Our time aboard was everything you would hope for in a boat ride. Dodds and Heidenreich offered interesting history lessons and trivia of the area, while Hammerman and myself struggled to explain American politics. Breaking from conversation to snap photos, Dodds opened the sunroof at the push of a button and suggested I try standing on the helm seat to get some shots from above the roof.
Not a bad idea, I thought. I hoped up, pointed my lens forward and began to focus on the Sydney skyline. That’s when the aforementioned 25-knot wind grabbed ahold of my trusty PMY hat and launched it like a Mark McGuire home run into the choppy water far astern. “Yup, I deserve that,” I said aloud as I sunk into the helm seat in defeat. You see, I have an uncanny ability to lose hats. “There goes another one.”
Let it never be said Aussies back away from a challenge. Dodds pivoted the boat’s Volvo Pod drives and chased down the semi-submerged spec on the harbor. A testament to Dodds’ boat handling and the nimbleness of the boat’s propulsion system, he ended up backing the 53-footer right onto the hat. I would scoop it up with a boat hook and we’d all enjoy the unnecessarily excessive celebration.

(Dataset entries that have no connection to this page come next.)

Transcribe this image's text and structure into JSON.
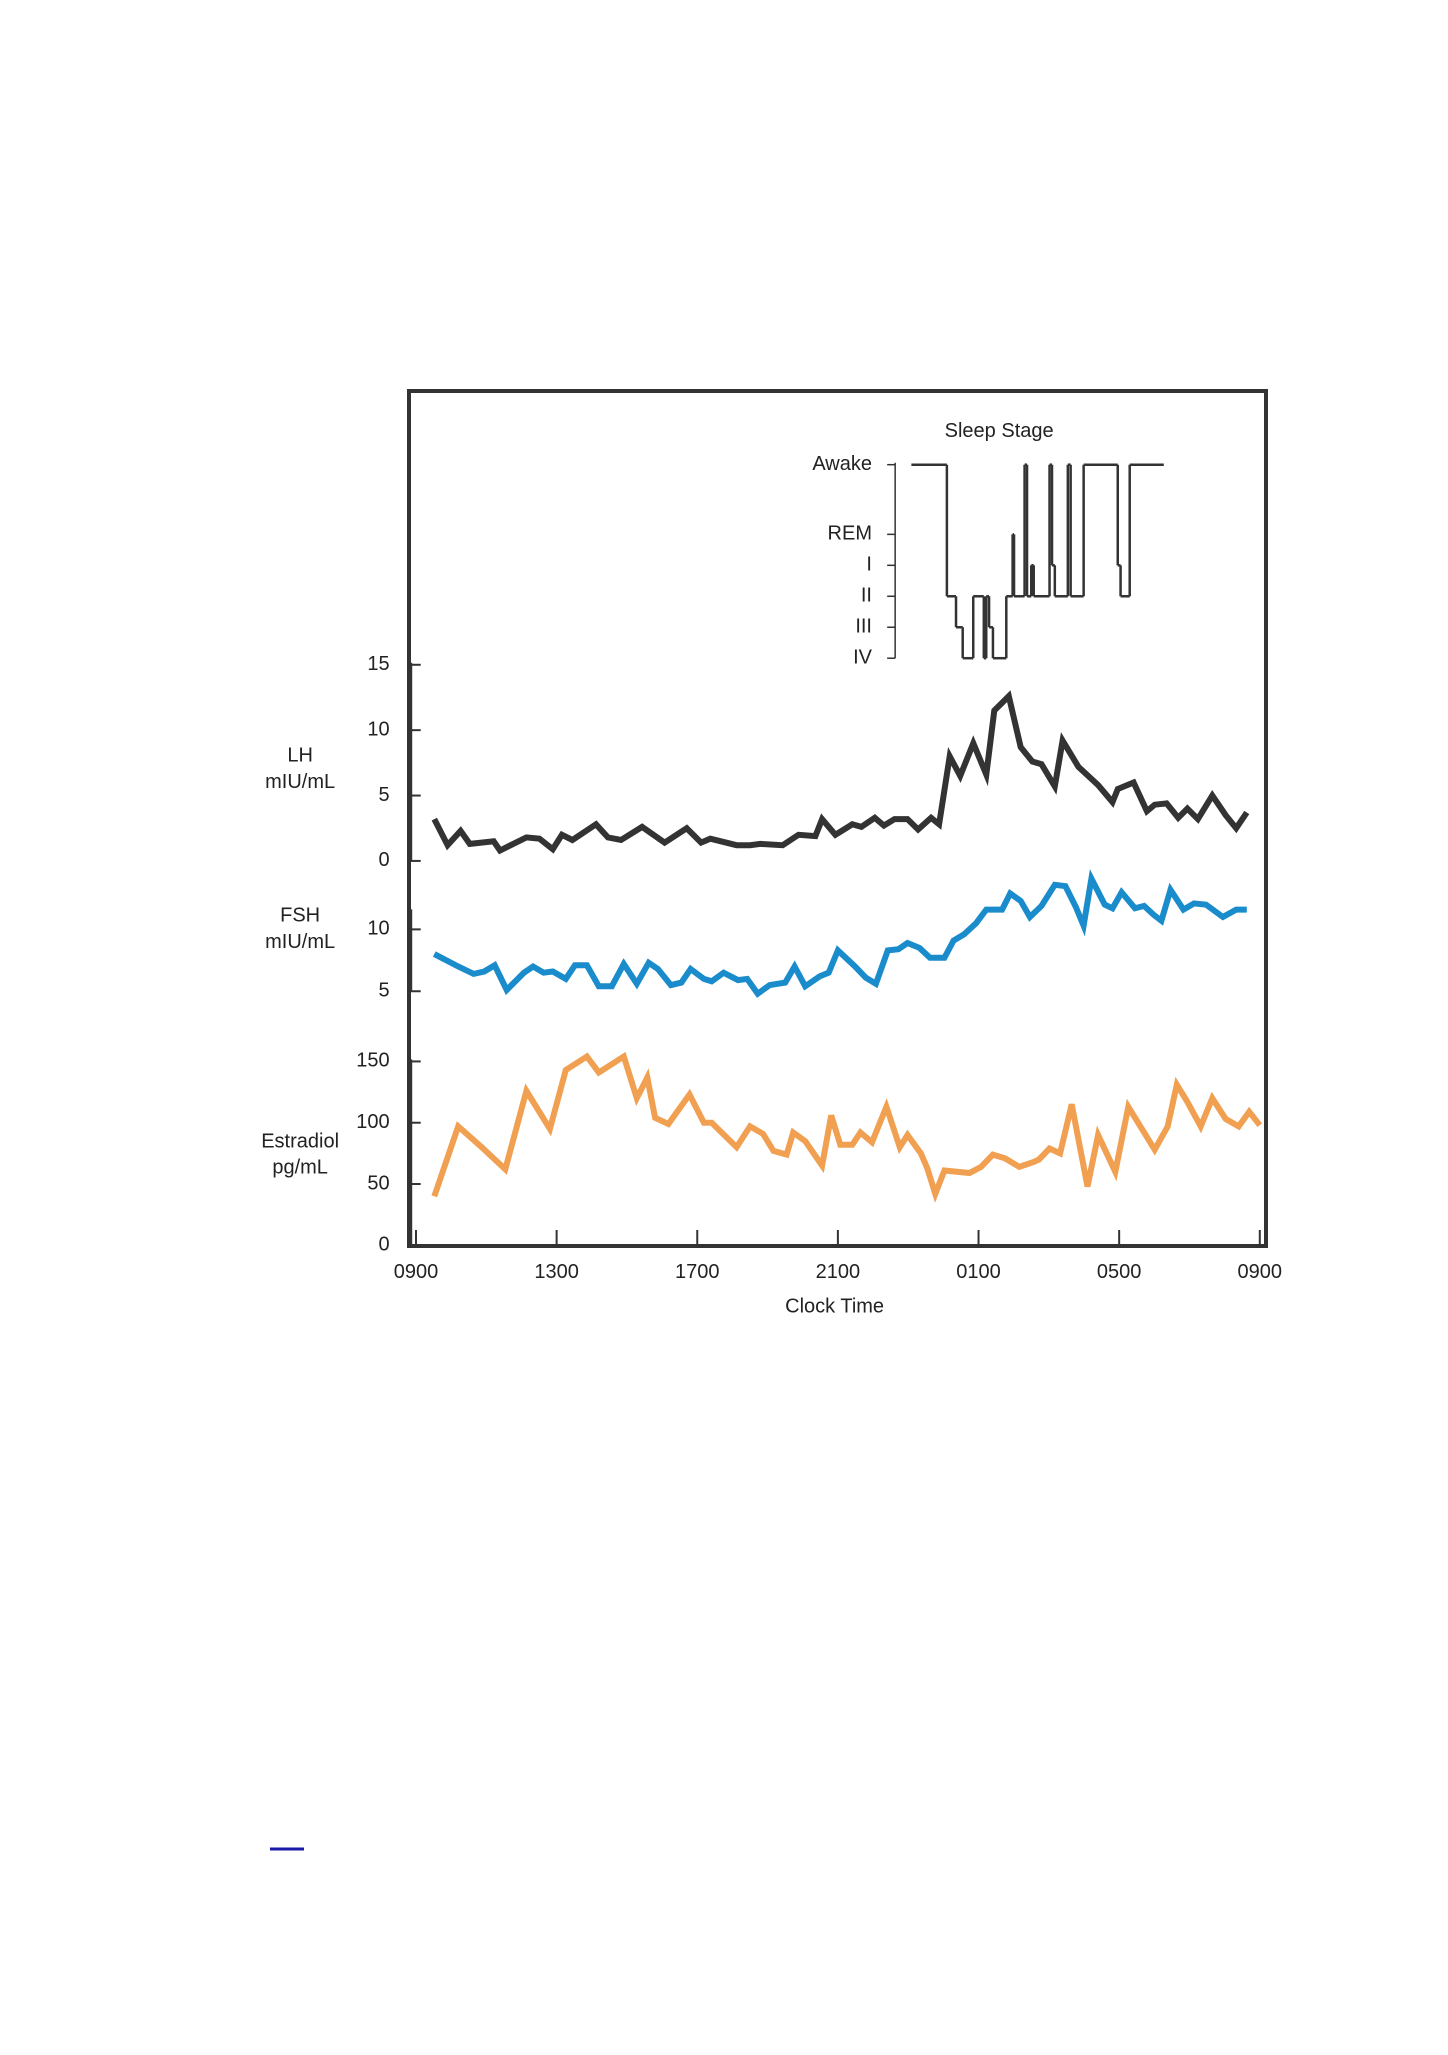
{
  "chart_data": [
    {
      "type": "step",
      "title": "Sleep Stage",
      "color": "#333333",
      "x": [
        14.09,
        15.1,
        15.36,
        15.55,
        15.85,
        16.15,
        16.22,
        16.3,
        16.41,
        16.79,
        16.97,
        17.01,
        17.31,
        17.38,
        17.5,
        17.57,
        18.02,
        18.09,
        18.17,
        18.54,
        18.62,
        18.99,
        19.96,
        20.04,
        20.3,
        21.27
      ],
      "values": [
        6.25,
        2,
        1,
        0,
        2,
        0,
        2,
        1,
        0,
        2,
        4,
        2,
        6.25,
        2,
        3,
        2,
        6.25,
        3,
        2,
        6.25,
        2,
        6.25,
        3,
        2,
        6.25,
        6.25
      ],
      "xlim": [
        0,
        24
      ],
      "ylim": [
        0,
        6.25
      ],
      "yticks": [
        {
          "value": 6.25,
          "label": "Awake"
        },
        {
          "value": 4,
          "label": "REM"
        },
        {
          "value": 3,
          "label": "I"
        },
        {
          "value": 2,
          "label": "II"
        },
        {
          "value": 1,
          "label": "III"
        },
        {
          "value": 0,
          "label": "IV"
        }
      ]
    },
    {
      "type": "line",
      "ylabel": [
        "LH",
        "mIU/mL"
      ],
      "color": "#333333",
      "x": [
        0.52,
        0.9,
        1.27,
        1.53,
        2.21,
        2.39,
        3.14,
        3.51,
        3.89,
        4.15,
        4.45,
        5.12,
        5.46,
        5.83,
        6.43,
        7.07,
        7.7,
        8.11,
        8.37,
        9.12,
        9.5,
        9.79,
        10.43,
        10.88,
        11.36,
        11.55,
        11.93,
        12.41,
        12.67,
        13.05,
        13.31,
        13.61,
        13.98,
        14.28,
        14.65,
        14.88,
        15.18,
        15.48,
        15.85,
        16.22,
        16.45,
        16.86,
        17.2,
        17.53,
        17.79,
        18.17,
        18.39,
        18.84,
        19.4,
        19.81,
        19.96,
        20.41,
        20.79,
        21.01,
        21.35,
        21.68,
        21.94,
        22.24,
        22.65,
        23.03,
        23.33,
        23.63
      ],
      "values": [
        3.2,
        1.2,
        2.3,
        1.3,
        1.5,
        0.8,
        1.8,
        1.7,
        0.9,
        2.0,
        1.6,
        2.8,
        1.8,
        1.6,
        2.6,
        1.4,
        2.5,
        1.4,
        1.7,
        1.2,
        1.2,
        1.3,
        1.2,
        2.0,
        1.9,
        3.2,
        2.0,
        2.8,
        2.6,
        3.3,
        2.7,
        3.2,
        3.2,
        2.4,
        3.3,
        2.8,
        8.0,
        6.5,
        9.0,
        6.6,
        11.5,
        12.6,
        8.7,
        7.6,
        7.4,
        5.7,
        9.2,
        7.2,
        5.8,
        4.5,
        5.5,
        6.0,
        3.8,
        4.3,
        4.4,
        3.3,
        4.0,
        3.2,
        5.0,
        3.5,
        2.5,
        3.7
      ],
      "xlim": [
        0,
        24
      ],
      "ylim": [
        0,
        15
      ],
      "yticks": [
        0,
        5,
        10,
        15
      ]
    },
    {
      "type": "line",
      "ylabel": [
        "FSH",
        "mIU/mL"
      ],
      "color": "#1a8ccc",
      "x": [
        0.52,
        1.2,
        1.64,
        1.94,
        2.24,
        2.58,
        3.07,
        3.33,
        3.63,
        3.89,
        4.26,
        4.52,
        4.86,
        5.2,
        5.57,
        5.91,
        6.28,
        6.62,
        6.88,
        7.25,
        7.55,
        7.81,
        8.19,
        8.41,
        8.75,
        9.16,
        9.42,
        9.72,
        10.06,
        10.5,
        10.77,
        11.07,
        11.48,
        11.74,
        12.0,
        12.49,
        12.79,
        13.08,
        13.42,
        13.72,
        13.98,
        14.32,
        14.62,
        15.03,
        15.29,
        15.59,
        15.93,
        16.22,
        16.67,
        16.9,
        17.2,
        17.46,
        17.79,
        18.17,
        18.47,
        18.77,
        18.99,
        19.21,
        19.59,
        19.81,
        20.07,
        20.45,
        20.71,
        20.97,
        21.2,
        21.46,
        21.83,
        22.13,
        22.47,
        22.95,
        23.33,
        23.63
      ],
      "values": [
        8.0,
        7.0,
        6.4,
        6.6,
        7.1,
        5.1,
        6.5,
        7.0,
        6.5,
        6.6,
        6.0,
        7.1,
        7.1,
        5.4,
        5.4,
        7.2,
        5.6,
        7.3,
        6.8,
        5.5,
        5.7,
        6.8,
        6.0,
        5.8,
        6.5,
        5.9,
        6.0,
        4.8,
        5.5,
        5.7,
        7.0,
        5.4,
        6.2,
        6.5,
        8.3,
        7.0,
        6.1,
        5.6,
        8.3,
        8.4,
        8.9,
        8.5,
        7.7,
        7.7,
        9.1,
        9.6,
        10.5,
        11.6,
        11.6,
        12.9,
        12.3,
        11.0,
        11.9,
        13.6,
        13.5,
        11.8,
        10.3,
        14.1,
        12.0,
        11.7,
        13.0,
        11.7,
        11.9,
        11.2,
        10.7,
        13.2,
        11.6,
        12.1,
        12.0,
        11.0,
        11.6,
        11.6
      ],
      "xlim": [
        0,
        24
      ],
      "ylim": [
        5,
        15
      ],
      "yticks": [
        5,
        10
      ]
    },
    {
      "type": "line",
      "ylabel": [
        "Estradiol",
        "pg/mL"
      ],
      "xlabel": "Clock Time",
      "color": "#f0a050",
      "x": [
        0.52,
        1.2,
        1.87,
        2.54,
        3.14,
        3.81,
        4.26,
        4.86,
        5.2,
        5.91,
        6.28,
        6.58,
        6.8,
        7.18,
        7.78,
        8.19,
        8.41,
        9.12,
        9.5,
        9.87,
        10.17,
        10.54,
        10.73,
        11.07,
        11.55,
        11.81,
        12.07,
        12.41,
        12.64,
        12.97,
        13.38,
        13.76,
        13.98,
        14.36,
        14.54,
        14.77,
        15.03,
        15.74,
        16.07,
        16.41,
        16.75,
        17.16,
        17.57,
        17.72,
        18.02,
        18.32,
        18.65,
        19.1,
        19.4,
        19.89,
        20.26,
        21.01,
        21.38,
        21.64,
        21.94,
        22.32,
        22.65,
        23.03,
        23.4,
        23.7,
        24.0
      ],
      "values": [
        40,
        97,
        80,
        62,
        126,
        95,
        143,
        154,
        141,
        154,
        120,
        137,
        104,
        99,
        123,
        100,
        100,
        80,
        97,
        91,
        77,
        74,
        92,
        85,
        65,
        106,
        82,
        82,
        92,
        84,
        113,
        80,
        90,
        75,
        63,
        42,
        61,
        59,
        64,
        74,
        71,
        64,
        68,
        70,
        79,
        75,
        115,
        48,
        90,
        60,
        113,
        78,
        97,
        131,
        117,
        97,
        120,
        103,
        97,
        109,
        98
      ],
      "xlim": [
        0,
        24
      ],
      "ylim": [
        0,
        160
      ],
      "yticks": [
        0,
        50,
        100,
        150
      ],
      "xticks": [
        {
          "value": 0,
          "label": "0900"
        },
        {
          "value": 4,
          "label": "1300"
        },
        {
          "value": 8,
          "label": "1700"
        },
        {
          "value": 12,
          "label": "2100"
        },
        {
          "value": 16,
          "label": "0100"
        },
        {
          "value": 20,
          "label": "0500"
        },
        {
          "value": 24,
          "label": "0900"
        }
      ]
    }
  ]
}
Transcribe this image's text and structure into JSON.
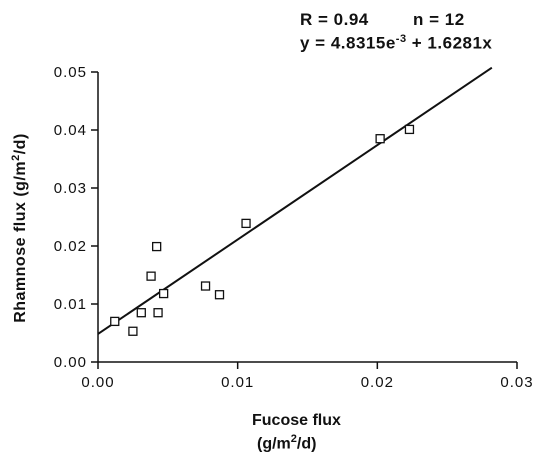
{
  "chart_data": {
    "type": "scatter",
    "stats": {
      "r_text": "R = 0.94",
      "n_text": "n = 12",
      "eq_prefix": "y = 4.8315e",
      "eq_exp": "-3",
      "eq_suffix": " + 1.6281x"
    },
    "xlabel_line1": "Fucose flux",
    "xlabel_line2_pre": "(g/m",
    "xlabel_line2_exp": "2",
    "xlabel_line2_post": "/d)",
    "ylabel_pre": "Rhamnose flux  (g/m",
    "ylabel_exp": "2",
    "ylabel_post": "/d)",
    "xlim": [
      0,
      0.03
    ],
    "ylim": [
      0,
      0.05
    ],
    "xticks": [
      "0.00",
      "0.01",
      "0.02",
      "0.03"
    ],
    "yticks": [
      "0.00",
      "0.01",
      "0.02",
      "0.03",
      "0.04",
      "0.05"
    ],
    "points": [
      {
        "x": 0.0012,
        "y": 0.007
      },
      {
        "x": 0.0025,
        "y": 0.0053
      },
      {
        "x": 0.0031,
        "y": 0.0085
      },
      {
        "x": 0.0038,
        "y": 0.0148
      },
      {
        "x": 0.0042,
        "y": 0.0199
      },
      {
        "x": 0.0043,
        "y": 0.0085
      },
      {
        "x": 0.0047,
        "y": 0.0118
      },
      {
        "x": 0.0077,
        "y": 0.0131
      },
      {
        "x": 0.0087,
        "y": 0.0116
      },
      {
        "x": 0.0106,
        "y": 0.0239
      },
      {
        "x": 0.0202,
        "y": 0.0385
      },
      {
        "x": 0.0223,
        "y": 0.0401
      }
    ],
    "fit": {
      "intercept": 0.0048315,
      "slope": 1.6281,
      "x_end": 0.0282
    }
  }
}
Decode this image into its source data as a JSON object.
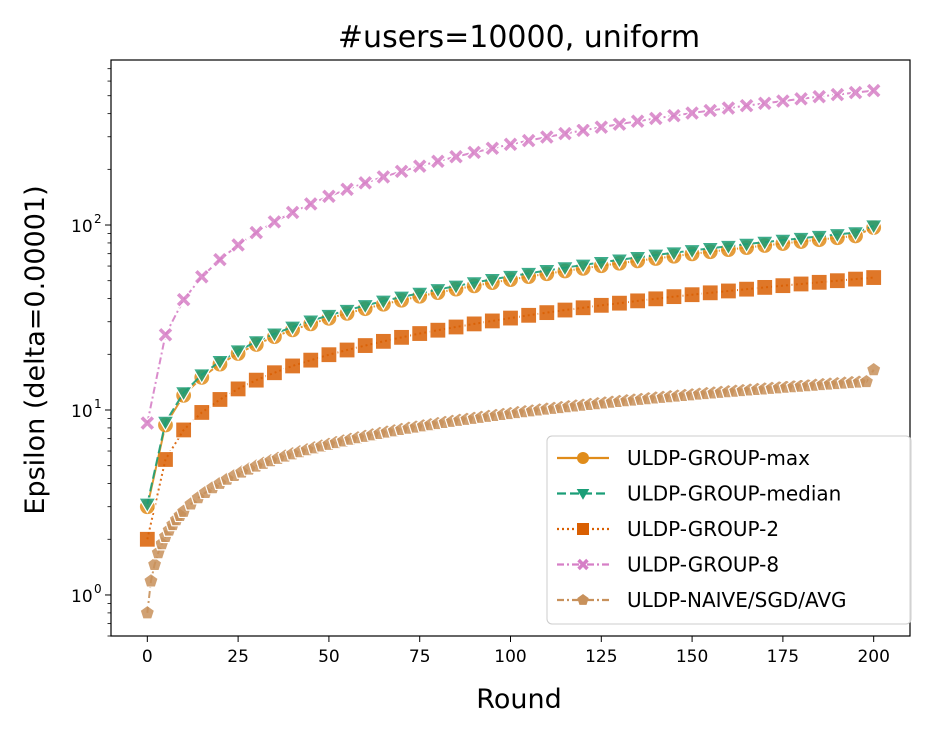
{
  "chart_data": {
    "type": "line",
    "title": "#users=10000, uniform",
    "xlabel": "Round",
    "ylabel": "Epsilon (delta=0.00001)",
    "xlim": [
      -10,
      210
    ],
    "ylim": [
      0.6,
      780
    ],
    "yscale": "log",
    "grid": false,
    "legend_position": "lower-right",
    "x_ticks": [
      0,
      25,
      50,
      75,
      100,
      125,
      150,
      175,
      200
    ],
    "x_tick_labels": [
      "0",
      "25",
      "50",
      "75",
      "100",
      "125",
      "150",
      "175",
      "200"
    ],
    "y_ticks": [
      1,
      10,
      100
    ],
    "y_tick_labels": [
      "10",
      "10",
      "10"
    ],
    "y_tick_exponents": [
      "0",
      "1",
      "2"
    ],
    "series": [
      {
        "name": "ULDP-GROUP-max",
        "color": "#e08c1a",
        "marker": "circle",
        "linestyle": "solid",
        "x": [
          0,
          5,
          10,
          15,
          20,
          25,
          30,
          35,
          40,
          45,
          50,
          55,
          60,
          65,
          70,
          75,
          80,
          85,
          90,
          95,
          100,
          105,
          110,
          115,
          120,
          125,
          130,
          135,
          140,
          145,
          150,
          155,
          160,
          165,
          170,
          175,
          180,
          185,
          190,
          195,
          200
        ],
        "y": [
          3.0,
          8.3,
          12.0,
          15.0,
          17.7,
          20.2,
          22.6,
          24.9,
          27.1,
          29.2,
          31.3,
          33.3,
          35.3,
          37.3,
          39.2,
          41.2,
          43.1,
          45.0,
          46.9,
          48.8,
          50.7,
          52.6,
          54.5,
          56.4,
          58.3,
          60.2,
          62.1,
          64.0,
          65.9,
          67.8,
          69.8,
          71.7,
          73.6,
          75.5,
          77.5,
          79.4,
          81.4,
          83.3,
          85.3,
          87.3,
          97.0
        ]
      },
      {
        "name": "ULDP-GROUP-median",
        "color": "#1a9e77",
        "marker": "triangle-down",
        "linestyle": "dashed",
        "x": [
          0,
          5,
          10,
          15,
          20,
          25,
          30,
          35,
          40,
          45,
          50,
          55,
          60,
          65,
          70,
          75,
          80,
          85,
          90,
          95,
          100,
          105,
          110,
          115,
          120,
          125,
          130,
          135,
          140,
          145,
          150,
          155,
          160,
          165,
          170,
          175,
          180,
          185,
          190,
          195,
          200
        ],
        "y": [
          3.1,
          8.6,
          12.4,
          15.5,
          18.3,
          20.9,
          23.4,
          25.8,
          28.1,
          30.3,
          32.5,
          34.6,
          36.7,
          38.8,
          40.8,
          42.8,
          44.8,
          46.8,
          48.8,
          50.8,
          52.8,
          54.8,
          56.8,
          58.8,
          60.8,
          62.8,
          64.8,
          66.8,
          68.8,
          70.8,
          72.8,
          74.8,
          76.8,
          78.8,
          80.8,
          82.8,
          84.8,
          86.9,
          88.9,
          91.0,
          99.0
        ]
      },
      {
        "name": "ULDP-GROUP-2",
        "color": "#d95f02",
        "marker": "square",
        "linestyle": "dotted",
        "x": [
          0,
          5,
          10,
          15,
          20,
          25,
          30,
          35,
          40,
          45,
          50,
          55,
          60,
          65,
          70,
          75,
          80,
          85,
          90,
          95,
          100,
          105,
          110,
          115,
          120,
          125,
          130,
          135,
          140,
          145,
          150,
          155,
          160,
          165,
          170,
          175,
          180,
          185,
          190,
          195,
          200
        ],
        "y": [
          2.0,
          5.4,
          7.8,
          9.7,
          11.4,
          13.0,
          14.5,
          15.9,
          17.3,
          18.6,
          19.9,
          21.1,
          22.3,
          23.5,
          24.7,
          25.9,
          27.0,
          28.1,
          29.2,
          30.3,
          31.4,
          32.5,
          33.6,
          34.7,
          35.7,
          36.8,
          37.8,
          38.9,
          39.9,
          41.0,
          42.0,
          43.0,
          44.0,
          45.0,
          46.0,
          47.0,
          48.0,
          49.0,
          50.0,
          51.0,
          52.0
        ]
      },
      {
        "name": "ULDP-GROUP-8",
        "color": "#d67fc6",
        "marker": "x",
        "linestyle": "dashdot",
        "x": [
          0,
          5,
          10,
          15,
          20,
          25,
          30,
          35,
          40,
          45,
          50,
          55,
          60,
          65,
          70,
          75,
          80,
          85,
          90,
          95,
          100,
          105,
          110,
          115,
          120,
          125,
          130,
          135,
          140,
          145,
          150,
          155,
          160,
          165,
          170,
          175,
          180,
          185,
          190,
          195,
          200
        ],
        "y": [
          8.5,
          25.5,
          39.5,
          52.5,
          65.0,
          78.0,
          91.0,
          104.0,
          117.0,
          130.0,
          143.0,
          156.0,
          169.0,
          182.0,
          195.0,
          208.0,
          221.0,
          234.0,
          247.0,
          260.0,
          273.0,
          286.0,
          299.0,
          312.0,
          325.0,
          338.0,
          351.0,
          364.0,
          377.0,
          390.0,
          403.0,
          416.0,
          429.0,
          442.0,
          455.0,
          468.0,
          481.0,
          494.0,
          507.0,
          520.0,
          533.0
        ]
      },
      {
        "name": "ULDP-NAIVE/SGD/AVG",
        "color": "#c8915b",
        "marker": "pentagon",
        "linestyle": "dashdot",
        "x": [
          0,
          1,
          2,
          3,
          4,
          5,
          6,
          7,
          8,
          9,
          10,
          12,
          14,
          16,
          18,
          20,
          22,
          24,
          26,
          28,
          30,
          32,
          34,
          36,
          38,
          40,
          42,
          44,
          46,
          48,
          50,
          52,
          54,
          56,
          58,
          60,
          62,
          64,
          66,
          68,
          70,
          72,
          74,
          76,
          78,
          80,
          82,
          84,
          86,
          88,
          90,
          92,
          94,
          96,
          98,
          100,
          102,
          104,
          106,
          108,
          110,
          112,
          114,
          116,
          118,
          120,
          122,
          124,
          126,
          128,
          130,
          132,
          134,
          136,
          138,
          140,
          142,
          144,
          146,
          148,
          150,
          152,
          154,
          156,
          158,
          160,
          162,
          164,
          166,
          168,
          170,
          172,
          174,
          176,
          178,
          180,
          182,
          184,
          186,
          188,
          190,
          192,
          194,
          196,
          198,
          200
        ],
        "y": [
          0.8,
          1.19,
          1.46,
          1.69,
          1.89,
          2.07,
          2.24,
          2.4,
          2.55,
          2.69,
          2.83,
          3.1,
          3.35,
          3.58,
          3.8,
          4.01,
          4.22,
          4.42,
          4.61,
          4.79,
          4.97,
          5.14,
          5.31,
          5.47,
          5.63,
          5.79,
          5.94,
          6.09,
          6.24,
          6.38,
          6.52,
          6.66,
          6.8,
          6.94,
          7.07,
          7.2,
          7.33,
          7.46,
          7.59,
          7.71,
          7.84,
          7.96,
          8.08,
          8.2,
          8.32,
          8.44,
          8.56,
          8.67,
          8.79,
          8.9,
          9.01,
          9.12,
          9.23,
          9.34,
          9.45,
          9.56,
          9.67,
          9.78,
          9.88,
          9.99,
          10.1,
          10.2,
          10.3,
          10.41,
          10.51,
          10.61,
          10.71,
          10.81,
          10.91,
          11.01,
          11.11,
          11.21,
          11.31,
          11.4,
          11.5,
          11.6,
          11.69,
          11.79,
          11.88,
          11.98,
          12.07,
          12.17,
          12.26,
          12.35,
          12.44,
          12.54,
          12.63,
          12.72,
          12.81,
          12.9,
          12.99,
          13.08,
          13.17,
          13.26,
          13.35,
          13.44,
          13.52,
          13.61,
          13.7,
          13.79,
          13.87,
          13.96,
          14.05,
          14.13,
          14.22,
          16.5
        ]
      }
    ]
  }
}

Having worked up an appetite from our at-sea rescue, we pulled up to the Sydney Fish Market in order to secure a few orders of fish and chips. Jumping from the immaculate yacht to the dock attracted a lot of attention; we all felt like celebrities. Or maybe they were just wondering why I was wearing a soaking wet wet, ahh, I digress.
We’d conclude our harbor tour with those warm baskets of fish and chips and a frosty cold Australian beer. By the end of the afternoon we’d been laughing and swapping stories like old friends, thus proving that a love of boats and being on the water is something that—regardless on what continent you call home—can bring anyone together.